Wednesday, 14 September 2016

number theory - $gcd(p,q) = 1$, but $gcd(p+k_1N,q)>1$



Suppose that p and q are naturals such that $\gcd(p,q) = 1$. Let $N \in \mathbb{N}$ be arbitrary and suppose that $\gcd(p+k_1N,q)>1$ for some $k_1 \in \mathbb{Z}$. Does there exist $k_2 \in \mathbb{Z}$ such that $\gcd(p+k_1N,q+k_2N) = 1$?



I strongly suspect that this is true, after I ran several computer verifications. However, I can't seem to prove this, nor construct a counterexample. Here's what I've tried though:



Let $A:= \left\{ a_1,a_2,...,a_n \right\}$ be the prime factors of $p$, $B:= \left\{ b_1,b_2,...,b_m \right\}$ the prime factors of $q$ and $C:= \left\{ c_1,c_2,...,c_l \right\}$ the prime factors of $p+k_1N$. Then if we list the common prime factors between $p+k_1N$ and $q$ as $\left \{ c_i,c_{i+1},...,c_{i+j} \right \}$, then because they all divide $p+k_1N$ and none of them divides $p$ (otherwise $\gcd(p,q) > 1$), we must have that none of them divides $k_1N$ so, in particular, none of them divides $N$. Thus $\gcd(p+k_1N,q+N) \neq \gcd(p+k_1N,q) \neq 1$.

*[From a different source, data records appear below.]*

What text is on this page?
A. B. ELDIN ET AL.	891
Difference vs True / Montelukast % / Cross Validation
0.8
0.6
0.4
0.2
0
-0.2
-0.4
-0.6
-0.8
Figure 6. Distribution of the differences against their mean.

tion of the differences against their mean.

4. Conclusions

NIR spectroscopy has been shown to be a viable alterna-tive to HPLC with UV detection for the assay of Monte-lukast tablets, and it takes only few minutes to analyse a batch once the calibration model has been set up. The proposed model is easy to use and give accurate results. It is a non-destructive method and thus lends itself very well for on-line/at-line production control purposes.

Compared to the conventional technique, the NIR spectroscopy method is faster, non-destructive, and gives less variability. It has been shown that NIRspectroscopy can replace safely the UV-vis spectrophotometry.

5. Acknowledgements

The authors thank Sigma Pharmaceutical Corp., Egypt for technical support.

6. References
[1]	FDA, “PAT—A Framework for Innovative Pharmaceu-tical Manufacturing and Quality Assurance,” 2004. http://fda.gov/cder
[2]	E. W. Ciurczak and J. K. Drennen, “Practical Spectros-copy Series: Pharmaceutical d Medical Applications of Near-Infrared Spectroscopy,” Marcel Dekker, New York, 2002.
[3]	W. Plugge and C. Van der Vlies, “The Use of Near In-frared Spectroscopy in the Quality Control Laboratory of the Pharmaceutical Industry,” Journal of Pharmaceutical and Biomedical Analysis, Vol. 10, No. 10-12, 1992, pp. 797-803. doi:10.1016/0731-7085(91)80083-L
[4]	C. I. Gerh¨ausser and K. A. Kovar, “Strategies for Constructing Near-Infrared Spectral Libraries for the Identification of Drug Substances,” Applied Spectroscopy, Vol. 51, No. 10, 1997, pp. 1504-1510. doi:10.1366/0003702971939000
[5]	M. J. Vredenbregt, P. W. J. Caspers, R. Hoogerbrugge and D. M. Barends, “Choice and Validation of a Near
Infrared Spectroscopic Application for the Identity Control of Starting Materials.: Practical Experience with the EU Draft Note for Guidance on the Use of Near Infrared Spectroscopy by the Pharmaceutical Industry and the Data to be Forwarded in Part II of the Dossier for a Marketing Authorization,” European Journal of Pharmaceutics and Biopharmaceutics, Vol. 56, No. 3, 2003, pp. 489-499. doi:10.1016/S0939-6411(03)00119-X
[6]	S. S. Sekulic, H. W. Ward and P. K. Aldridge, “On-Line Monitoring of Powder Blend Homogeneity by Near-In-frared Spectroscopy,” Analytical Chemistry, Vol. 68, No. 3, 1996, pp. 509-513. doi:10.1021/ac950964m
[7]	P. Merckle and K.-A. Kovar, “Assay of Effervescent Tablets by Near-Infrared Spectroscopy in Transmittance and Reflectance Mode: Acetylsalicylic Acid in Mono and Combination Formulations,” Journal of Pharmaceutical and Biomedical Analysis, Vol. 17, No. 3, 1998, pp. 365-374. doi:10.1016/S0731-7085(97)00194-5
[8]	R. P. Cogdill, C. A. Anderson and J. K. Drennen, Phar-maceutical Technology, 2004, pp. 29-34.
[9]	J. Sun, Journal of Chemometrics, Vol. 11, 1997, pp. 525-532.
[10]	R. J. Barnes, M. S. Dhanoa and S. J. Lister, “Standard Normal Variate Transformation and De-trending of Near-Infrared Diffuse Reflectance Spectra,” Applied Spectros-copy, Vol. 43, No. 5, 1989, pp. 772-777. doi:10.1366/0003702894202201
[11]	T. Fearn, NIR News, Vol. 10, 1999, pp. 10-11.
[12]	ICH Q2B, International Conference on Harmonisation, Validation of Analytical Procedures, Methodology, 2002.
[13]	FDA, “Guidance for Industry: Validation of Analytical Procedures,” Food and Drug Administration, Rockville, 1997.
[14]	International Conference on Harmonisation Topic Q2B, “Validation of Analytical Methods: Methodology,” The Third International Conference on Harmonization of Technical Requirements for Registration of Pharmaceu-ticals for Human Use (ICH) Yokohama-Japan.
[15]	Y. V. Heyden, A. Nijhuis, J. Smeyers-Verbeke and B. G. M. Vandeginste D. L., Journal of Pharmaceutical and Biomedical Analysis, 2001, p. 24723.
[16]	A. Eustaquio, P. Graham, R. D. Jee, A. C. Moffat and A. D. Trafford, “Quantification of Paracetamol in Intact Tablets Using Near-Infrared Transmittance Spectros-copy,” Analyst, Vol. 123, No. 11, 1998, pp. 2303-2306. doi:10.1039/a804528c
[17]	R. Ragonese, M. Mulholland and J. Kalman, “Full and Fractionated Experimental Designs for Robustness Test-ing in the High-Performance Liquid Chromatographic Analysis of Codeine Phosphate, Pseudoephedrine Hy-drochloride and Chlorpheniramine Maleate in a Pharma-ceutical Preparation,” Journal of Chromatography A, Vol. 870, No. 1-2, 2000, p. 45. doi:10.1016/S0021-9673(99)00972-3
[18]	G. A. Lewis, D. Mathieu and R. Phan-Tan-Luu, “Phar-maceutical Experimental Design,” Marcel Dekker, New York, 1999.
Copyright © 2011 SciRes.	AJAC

I hope to continue in this fashion the process of removal of common factors by adding clever multiples of $N$ to q until we end up removing all of them, but I can't see how.



I don't know if this is a known result or not since I couldn't find it anywhere (although it looks very elementary).



Thank you in advance!


Answer



By here if $\gcd(a,b,c)=1$ then there exists $k_2$ such that $\!\!\overbrace{\gcd(\color{#c00}ak_2\!+\color{#0a0}b,c) = 1}^{\large\ \ \gcd(\color{#c00}Nk_2\ +\ \color{#0a0}q,\,\,Nk_1+p)\ }\!\!\!,\,$ true for OP by $$\gcd(\color{#c00}a,\color{#0a0}b,c) = \gcd(\color{#c00}N,\color{#0a0}q,\,Nk_1\!+\!p) = \gcd(N,q,p) = 1,\ \ {\rm by}\ \ \gcd(p,q) = 1\qquad$$



As explained there, a solution can be efficiently computed by gcd calculations.